Reselling Overpriced Deadstock 

Furthering this concept, the uniquely shady ‘deadstock jobbers’ have emerged. Deadstock jobbers will buy deadstock material from textile mills only to resell it at higher prices to fashion houses. While not every jobber or deadstock marketplace operates unethically, those that do are creating a real problem in the industry. 

Both deliberate overproduction and selling deadstock fabric at exorbitantly higher prices are forms of greenwashing that set the whole market back.

Brands selling Deadstock Materials

There are some clever brands out there that have already made inroads into the deadstock fabric market.

Nona source

Nona Source logo
Nona Source @nona_source

With its name derived from Roman mythology and symbolising necessary change and human destiny, Nona is the first online, high-end fabric resale platform. The initiative was started by the Moet Hennessy Louis Vuitton (LVMH) conglomerate and sells deadstock from exclusive French fashion houses.

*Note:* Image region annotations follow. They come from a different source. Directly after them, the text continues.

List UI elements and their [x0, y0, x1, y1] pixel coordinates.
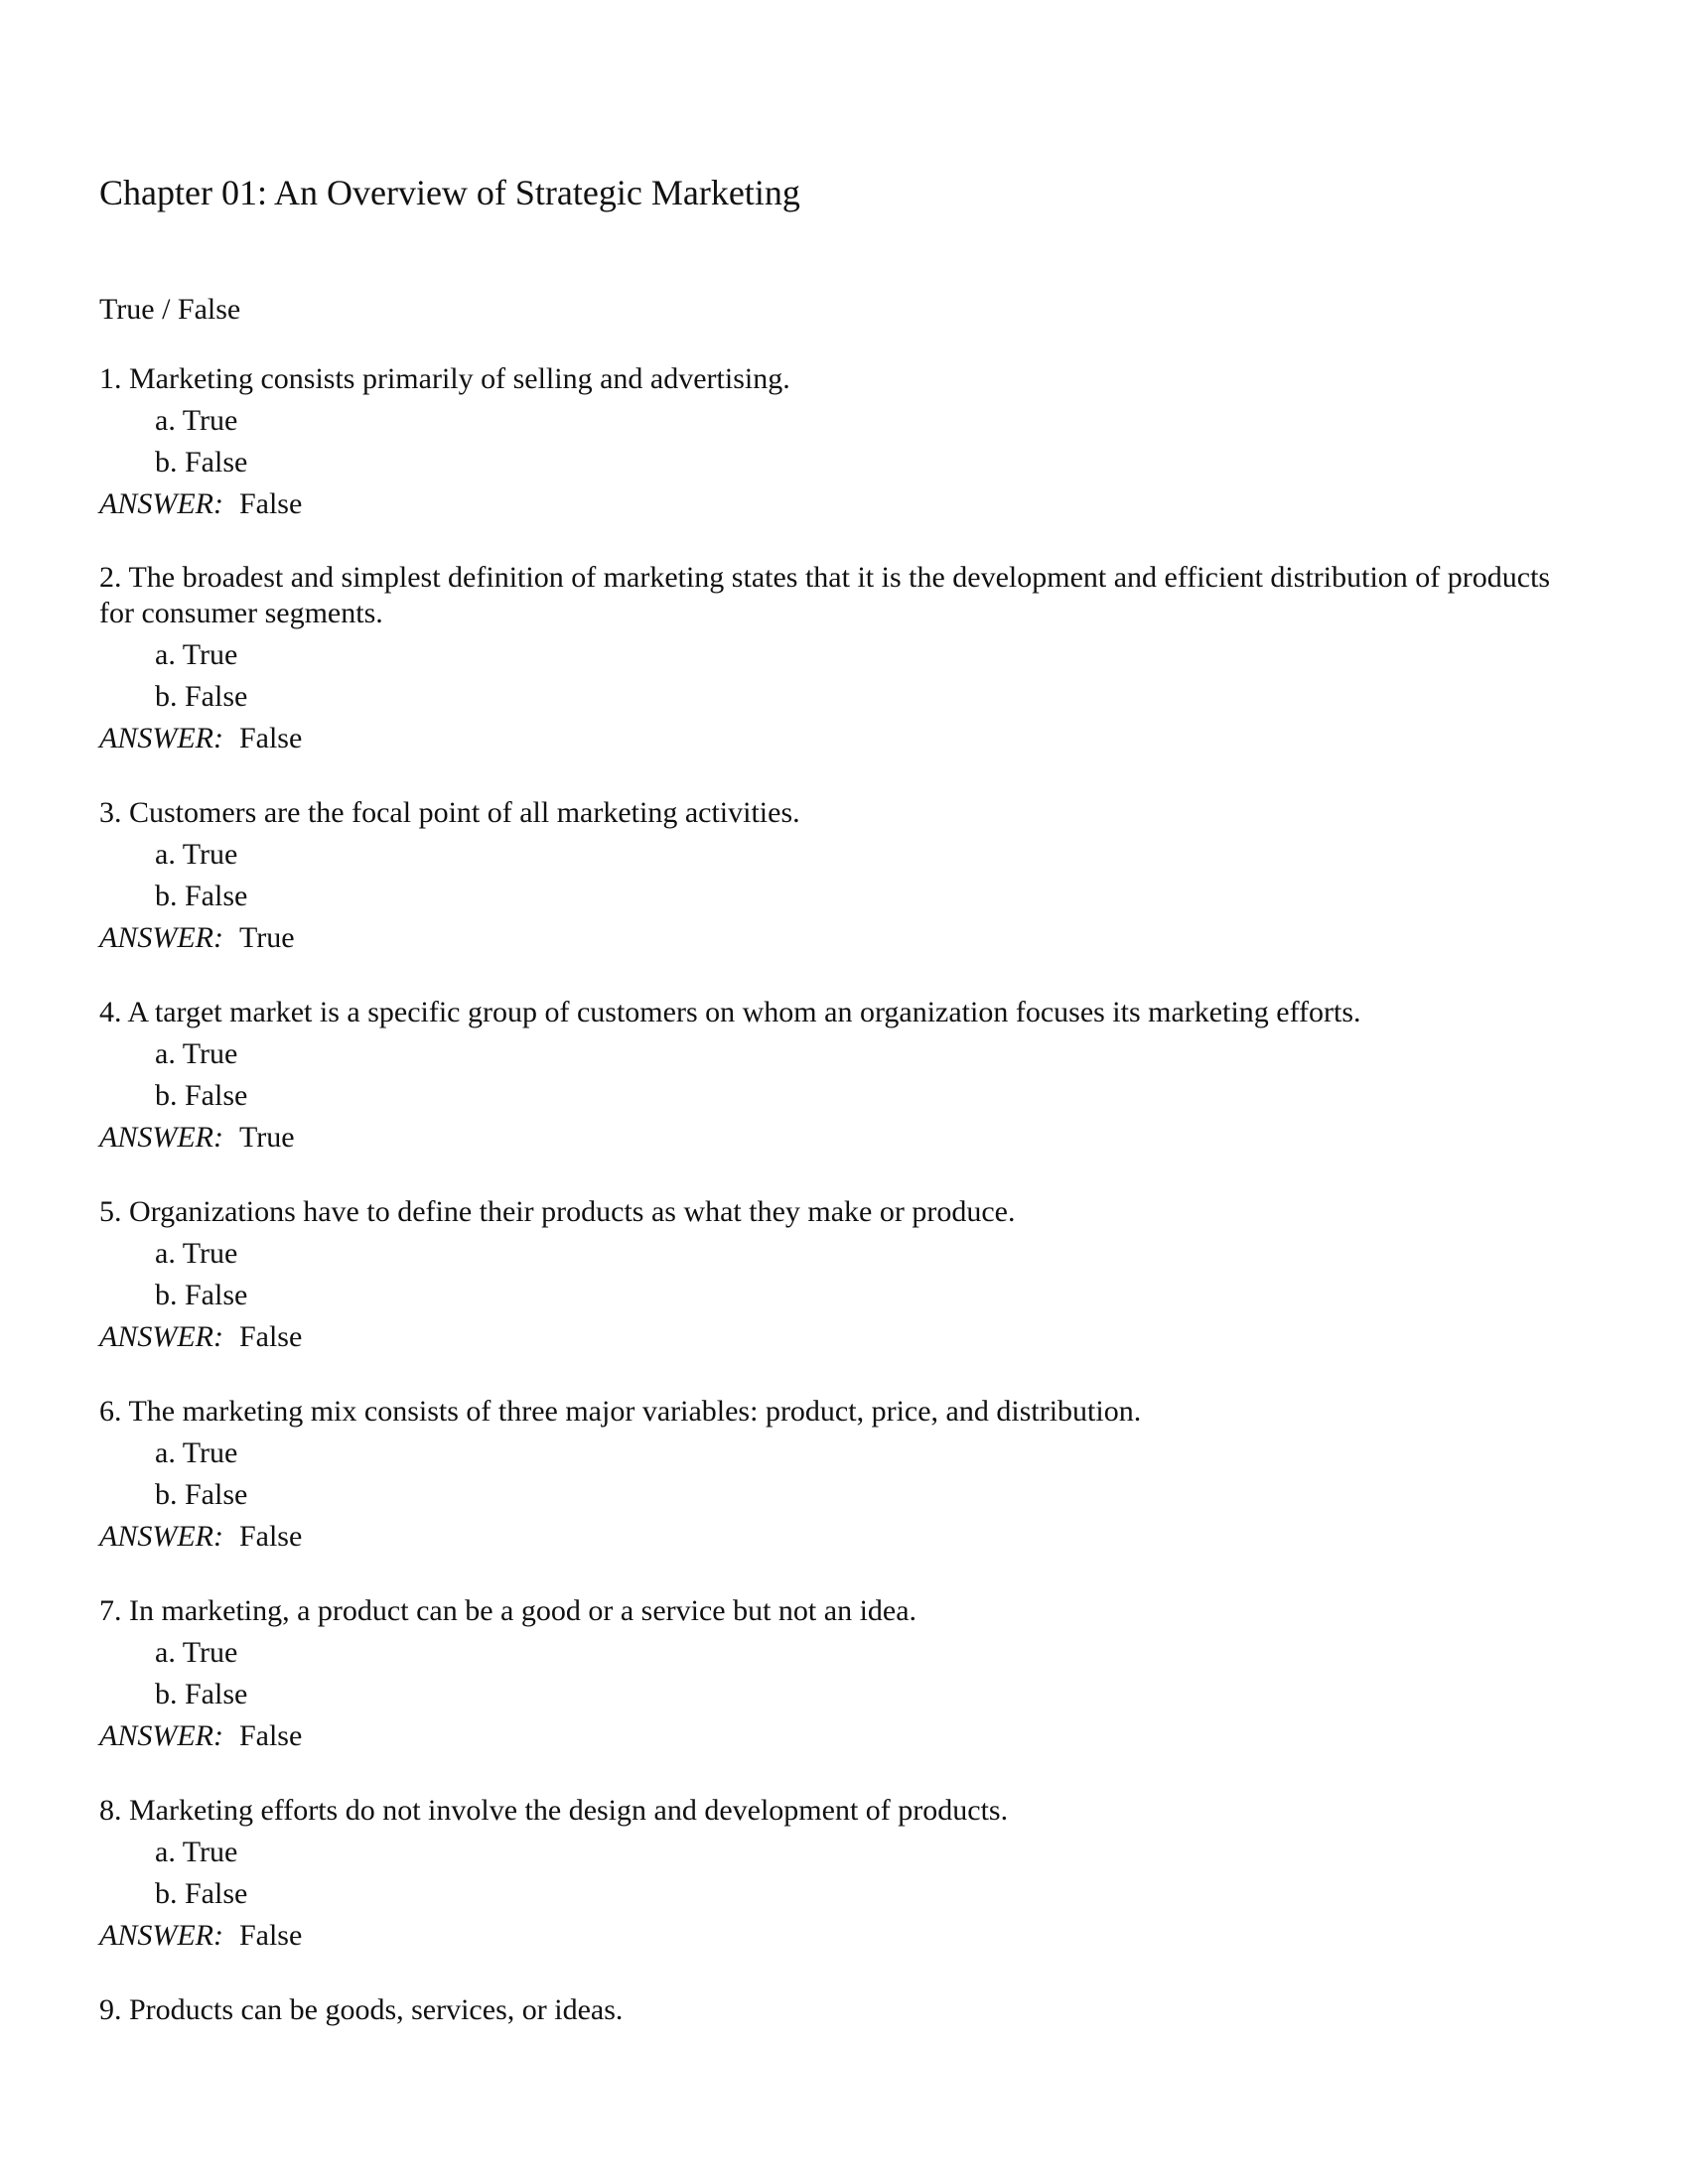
option-b: b. False: [155, 1079, 248, 1112]
answer-line: [99, 486, 1589, 522]
question-9: [99, 1992, 1589, 2028]
question-text: 4. A target market is a specific group of customers on whom an organization focuses its marketing efforts.: [99, 996, 1361, 1028]
option-a: a. True: [155, 638, 238, 671]
answer-value: False: [238, 1320, 303, 1353]
answer-label: ANSWER:: [99, 1719, 223, 1752]
question-5: [99, 1194, 1589, 1355]
option-b: b. False: [155, 1279, 248, 1311]
question-2: [99, 560, 1589, 756]
option-a: a. True: [155, 1636, 238, 1669]
option-a: a. True: [155, 1836, 238, 1868]
answer-label: ANSWER:: [99, 1121, 223, 1154]
question-text: 9. Products can be goods, services, or ideas.: [99, 1993, 624, 2026]
question-8: [99, 1793, 1589, 1954]
question-text: 2. The broadest and simplest definition of marketing states that it is the development and efficient distribution of products for consumer segments.: [99, 561, 1551, 629]
answer-value: False: [238, 1520, 303, 1553]
question-7: [99, 1593, 1589, 1754]
question-6: [99, 1394, 1589, 1555]
question-text: 8. Marketing efforts do not involve the design and development of products.: [99, 1794, 1009, 1827]
answer-line: [99, 1120, 1589, 1156]
option-a: a. True: [155, 404, 238, 437]
answer-value: False: [238, 1919, 303, 1952]
question-text: 3. Customers are the focal point of all marketing activities.: [99, 796, 800, 829]
option-b: b. False: [155, 1877, 248, 1910]
question-text: 6. The marketing mix consists of three major variables: product, price, and distribution.: [99, 1395, 1142, 1428]
option-b: b. False: [155, 446, 248, 478]
answer-line: [99, 1918, 1589, 1954]
answer-line: [99, 920, 1589, 956]
question-4: [99, 995, 1589, 1156]
answer-line: [99, 1718, 1589, 1754]
option-b: b. False: [155, 1678, 248, 1710]
section-heading: True / False: [99, 293, 241, 326]
answer-value: True: [238, 921, 295, 954]
answer-line: [99, 1319, 1589, 1355]
option-a: a. True: [155, 1436, 238, 1469]
option-a: a. True: [155, 1037, 238, 1070]
answer-label: ANSWER:: [99, 487, 223, 520]
question-text: 7. In marketing, a product can be a good or a service but not an idea.: [99, 1594, 917, 1627]
answer-label: ANSWER:: [99, 1919, 223, 1952]
answer-line: [99, 721, 1589, 756]
option-b: b. False: [155, 880, 248, 912]
answer-label: ANSWER:: [99, 1320, 223, 1353]
question-text: 1. Marketing consists primarily of selling and advertising.: [99, 362, 790, 395]
answer-value: True: [238, 1121, 295, 1154]
question-1: [99, 361, 1589, 522]
option-b: b. False: [155, 1478, 248, 1511]
chapter-title: Chapter 01: An Overview of Strategic Marketing: [99, 173, 800, 212]
answer-value: False: [238, 722, 303, 754]
answer-label: ANSWER:: [99, 921, 223, 954]
answer-line: [99, 1519, 1589, 1555]
answer-label: ANSWER:: [99, 1520, 223, 1553]
answer-label: ANSWER:: [99, 722, 223, 754]
option-a: a. True: [155, 838, 238, 871]
answer-value: False: [238, 1719, 303, 1752]
question-text: 5. Organizations have to define their products as what they make or produce.: [99, 1195, 1016, 1228]
answer-value: False: [238, 487, 303, 520]
option-a: a. True: [155, 1237, 238, 1270]
option-b: b. False: [155, 680, 248, 713]
question-3: [99, 795, 1589, 956]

Nona gives a platform for people to engage with deadstock, by offering an easily accessible online marketplace.

Is it Sustainable?

Nona’s overall sustainability is where it gets a little trickier. Nona’s engagement with deadstock fabric is sustainable. However, companies in the LVMH group that Nona is a part of have had some sustainable missteps. In saying this, Nona itself seems to be ticking the right boxes. The company is showing that deadstock fabric can be sustainable.

With fabric waste allegations against industry giants including Nike, and Louis Vuitton, fashion’s relationship with deadstock waste is strained to say the least. This strained relationship is why Nona is so vital. Nona provides an avenue for LVMH luxury brands to engage in a more positive deadstock relationship.

By 2021 Nona had sourced an impressive 1,000 fabrics from LVMH owned brands. By 2022 it plans to have doubled this number. Although there is always more to be done, Nona’s efforts to make a more responsible high-fashion sector should be applauded.

Queen of Raw

Queen of Raw logo
Queen of Raw @queenofraw

Queen of Raw is another online marketplace for deadstock material. Determined to spread industry knowledge, Queen of Raw explains what deadstock fabric is and how it can be sustainable. 

The marketplace sells everything from scrap packs (a variety of small fabric scraps) to luxury fabrics. Not shy about its sustainable goals, Queen of Raw has ambitious targets. The organisation has already impressively saved 1 billion gallons of water through selling deadstock fabric. 

Queen of Raw has made it easy to access deadstock fabric. It has formed a simplified system to encourage customers and sellers to move towards a less wasteful sector.

A New Fashion Industry

Working with deadstock fabrics
Photo by ActionVance on Unsplash

Fabric waste is a devastating problem in the fashion industry, and unused deadstock fabric forms part of this issue. While there are pros and cons to deadstock fabric use, it remains an actionable way to combat textile waste. There are companies already working to make deadstock part of a sustainable tomorrow that should be commended for their efforts. 

So, what is deadstock fabric and is deadstock fabric sustainable?

The simple answer is that it is quality fabric that can be a key part of a sustainable fashion sector, and that exists on an inherently sustainable ideal of wasting less.